AshOnMyTomatoes wrote:
I sense a long Ari post a-brewin'.
ROFL
No, just a short one. [edit: haha, nope. Can't help myself]
Yes and no. What you do is one type of meditation, and the fact that it has a "side-effect" of getting you through some excitable patches proves that you've been affecting your own mind.
There's a lot of different types.
Many of the most formal types are about stopping or ceasing your own thinking processes for stretches of time, in order to perceive or to "be" what's left over when thought stops.
There's two reasons I can think of off the top of my head for that. Firstly, it gives you a great mental and emotional holiday, that can have powerful medium/long term psychological benefits, depending on how often you meditate. If you tend to ruminate a lot, merely the act of spending some time-out not stressing about upcoming things or feeling angsty about stuff that's happened in the near or far past can really make you feel a lot better about things. It can bring you into a zone of emotional contentment that you couldn't reach because you were too stressed by your habitual thoughts.
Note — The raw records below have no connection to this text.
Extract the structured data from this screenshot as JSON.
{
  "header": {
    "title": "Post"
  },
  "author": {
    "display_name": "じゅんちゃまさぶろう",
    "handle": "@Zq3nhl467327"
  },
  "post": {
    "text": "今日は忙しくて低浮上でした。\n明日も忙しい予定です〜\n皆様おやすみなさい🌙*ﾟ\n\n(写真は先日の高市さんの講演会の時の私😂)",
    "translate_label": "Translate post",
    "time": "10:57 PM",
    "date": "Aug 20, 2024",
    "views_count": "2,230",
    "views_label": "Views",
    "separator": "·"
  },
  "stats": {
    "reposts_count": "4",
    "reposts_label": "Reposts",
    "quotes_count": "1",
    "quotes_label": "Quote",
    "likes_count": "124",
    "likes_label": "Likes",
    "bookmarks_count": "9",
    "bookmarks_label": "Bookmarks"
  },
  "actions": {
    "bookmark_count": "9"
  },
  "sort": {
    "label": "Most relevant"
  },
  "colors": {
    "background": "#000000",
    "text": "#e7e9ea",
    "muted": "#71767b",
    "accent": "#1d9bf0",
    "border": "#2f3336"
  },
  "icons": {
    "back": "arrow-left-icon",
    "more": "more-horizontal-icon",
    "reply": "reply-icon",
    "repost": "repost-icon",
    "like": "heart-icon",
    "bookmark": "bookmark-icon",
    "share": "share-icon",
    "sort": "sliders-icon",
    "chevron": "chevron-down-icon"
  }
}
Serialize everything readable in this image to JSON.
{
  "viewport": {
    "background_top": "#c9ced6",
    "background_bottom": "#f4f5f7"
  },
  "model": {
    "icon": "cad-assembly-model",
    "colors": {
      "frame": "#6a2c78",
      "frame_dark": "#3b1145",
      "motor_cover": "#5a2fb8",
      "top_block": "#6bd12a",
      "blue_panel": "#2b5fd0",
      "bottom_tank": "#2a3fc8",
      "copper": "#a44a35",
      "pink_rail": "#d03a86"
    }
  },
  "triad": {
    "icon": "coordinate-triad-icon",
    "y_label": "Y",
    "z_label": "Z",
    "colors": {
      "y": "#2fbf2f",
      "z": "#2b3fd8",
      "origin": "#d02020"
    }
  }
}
Secondly is a religious reason, for those who believe in it. "What's left over", when you stop paying attention even to sensory inputs, as well as to thoughts, is supposed to by your "higher self" or "soul" or "God" or "the rest of the universe as One".
The visualization thing that
you do is part of the set of meditations that use visualizations for many different reasons. Some of these reasons include (some of which are scientifically proven to work, and some of which are more funky esoteric religious/spiritual stuff):
Self relaxation
Self psychological adjustment, setting stronger personal boundaries, getting over traumas, getting through or over phobias, getting through addictive impulses, etc
Aid in self-healing of physical injury/illness
Raising or manipulating "fine" energy, for yourself or passing it to other people.
Influencing your future life by opening up to possibilities "visually".
Personally speaking, a yoga class with a good teacher with physical postures beforehand and meditation and/or chanting afterward does me much more personal good emotionally than most visits to a psychiatrist. Although I must mention in fairness if you hit the right psychiatrist/psychologist, they can be excellent at helping one change oneself for the better, too. Again, personally speaking, I think psychologists are a lot more useful than psychiatrists, or at least their methods have been more useful to me. Not in help with being concise, obviously, but anyway.